While you can expect ketosis within the first week of carb restriction, a week-long keto flu may not be something you want to bear. That’s why keto dieters and keto experts came up with ways to speed up ketosis safely and effectively. To speed up ketosis, you can do one of the following things:
Take MCT Oil
Try Exogenous Ketones
Lower Your Carb Intake
The lower your carb intake, the faster you’ll get into ketosis. If you are relatively healthy, you don’t have diabetes or suffer from a kidney condition, then eating 10-20 grams of net carbs per day can safely put you into ketosis within 2-3 days. Also make sure you are eating lots of fat to get enough energy and boost ketone production.
Knowing when you are in ketosis will help you determine if you’re following the keto diet correctly and if you need to adjust your carb intake. There are several ways to do this:
Urine Test Strips
These are affordable and easy to use. Many keto-ers use them to test for ketosis throughout their keto journey. However, they may not be reliable beyond the first weeks of going keto. Your body initially excretes a large amount of ketones before being able to fully utilize them. As your body starts becoming keto-adapted, you can expect the amount of ketones released through urine to drop.

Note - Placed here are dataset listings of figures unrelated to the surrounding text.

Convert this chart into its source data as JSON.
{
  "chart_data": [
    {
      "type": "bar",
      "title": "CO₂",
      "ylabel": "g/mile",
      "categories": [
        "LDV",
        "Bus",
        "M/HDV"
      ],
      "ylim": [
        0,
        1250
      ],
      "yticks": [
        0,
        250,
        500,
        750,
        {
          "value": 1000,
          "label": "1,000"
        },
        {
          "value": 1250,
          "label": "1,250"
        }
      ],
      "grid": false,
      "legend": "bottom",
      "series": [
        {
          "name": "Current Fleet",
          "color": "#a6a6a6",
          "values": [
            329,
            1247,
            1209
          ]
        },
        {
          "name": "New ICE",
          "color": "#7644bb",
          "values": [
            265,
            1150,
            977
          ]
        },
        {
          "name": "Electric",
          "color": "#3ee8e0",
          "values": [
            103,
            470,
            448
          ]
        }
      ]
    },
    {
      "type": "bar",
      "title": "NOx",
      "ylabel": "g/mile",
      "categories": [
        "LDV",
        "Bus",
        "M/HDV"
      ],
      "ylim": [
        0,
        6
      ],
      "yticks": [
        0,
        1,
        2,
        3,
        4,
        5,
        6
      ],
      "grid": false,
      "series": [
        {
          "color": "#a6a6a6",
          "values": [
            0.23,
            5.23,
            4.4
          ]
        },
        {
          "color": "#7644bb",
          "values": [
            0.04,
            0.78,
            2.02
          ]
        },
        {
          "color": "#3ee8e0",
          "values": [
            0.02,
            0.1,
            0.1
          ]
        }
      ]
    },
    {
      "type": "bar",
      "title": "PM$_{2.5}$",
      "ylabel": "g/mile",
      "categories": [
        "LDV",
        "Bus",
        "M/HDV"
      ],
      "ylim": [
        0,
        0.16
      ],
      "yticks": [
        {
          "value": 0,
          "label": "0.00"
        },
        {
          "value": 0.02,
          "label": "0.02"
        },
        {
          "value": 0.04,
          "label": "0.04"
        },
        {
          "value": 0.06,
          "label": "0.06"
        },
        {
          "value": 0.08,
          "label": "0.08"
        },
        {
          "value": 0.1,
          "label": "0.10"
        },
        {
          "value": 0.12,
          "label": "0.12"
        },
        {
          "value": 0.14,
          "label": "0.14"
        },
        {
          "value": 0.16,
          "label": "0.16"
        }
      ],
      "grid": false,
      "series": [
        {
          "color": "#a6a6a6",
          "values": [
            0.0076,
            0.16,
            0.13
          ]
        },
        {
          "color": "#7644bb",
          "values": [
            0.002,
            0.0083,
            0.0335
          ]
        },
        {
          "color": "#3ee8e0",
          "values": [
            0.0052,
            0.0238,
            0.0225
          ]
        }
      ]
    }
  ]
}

A fruity-smelling breath is a sure sign you are in ketosis. Some also describe this breath as smelling of nail polish remover. It’s the result of the breakdown of ketone bodies and their byproduct (acetone) being released through the lungs.
Feeling tired, achy, and nauseated in the initial days of a low-carb diet means your body is heading towards ketosis. It can take up to a week or two for your body to adapt to this change in metabolism, so these uncomfortable symptoms are only temporary.
Once the keto flu is over, you can expect an increase in mental and physical energy. Ketones are a more efficient source of energy than carbs which contributes to greater energy. You’ll also have fewer hunger pangs and won’t rely on food all that much to feel energized.
To get into ketosis, you need to eat around 50 grams of carbs per day and not more. However, if you are an athlete or highly active, you can increase your carb intake a little bit around workouts. Otherwise, stick to the first simple rule of keto eating and you won’t have to worry about getting into ketosis.
Besides knowing how many carbs are needed for ketosis, you also need to keep an eye on your fat and protein intake. Dietary fats help boost ketone production. Protein is essential for health but too much of it gets converted into glucose which is bad for ketosis.
To speed up ketosis, try MCT oil and exogenous ketones. You may also want to work out a bit to speed up this process. However, that’s really not necessary for ketosis and the choice is up to you. The bottom line with entering ketosis is restricting carbs. Everything else is a good addition that supports ketosis and keeps you in good health.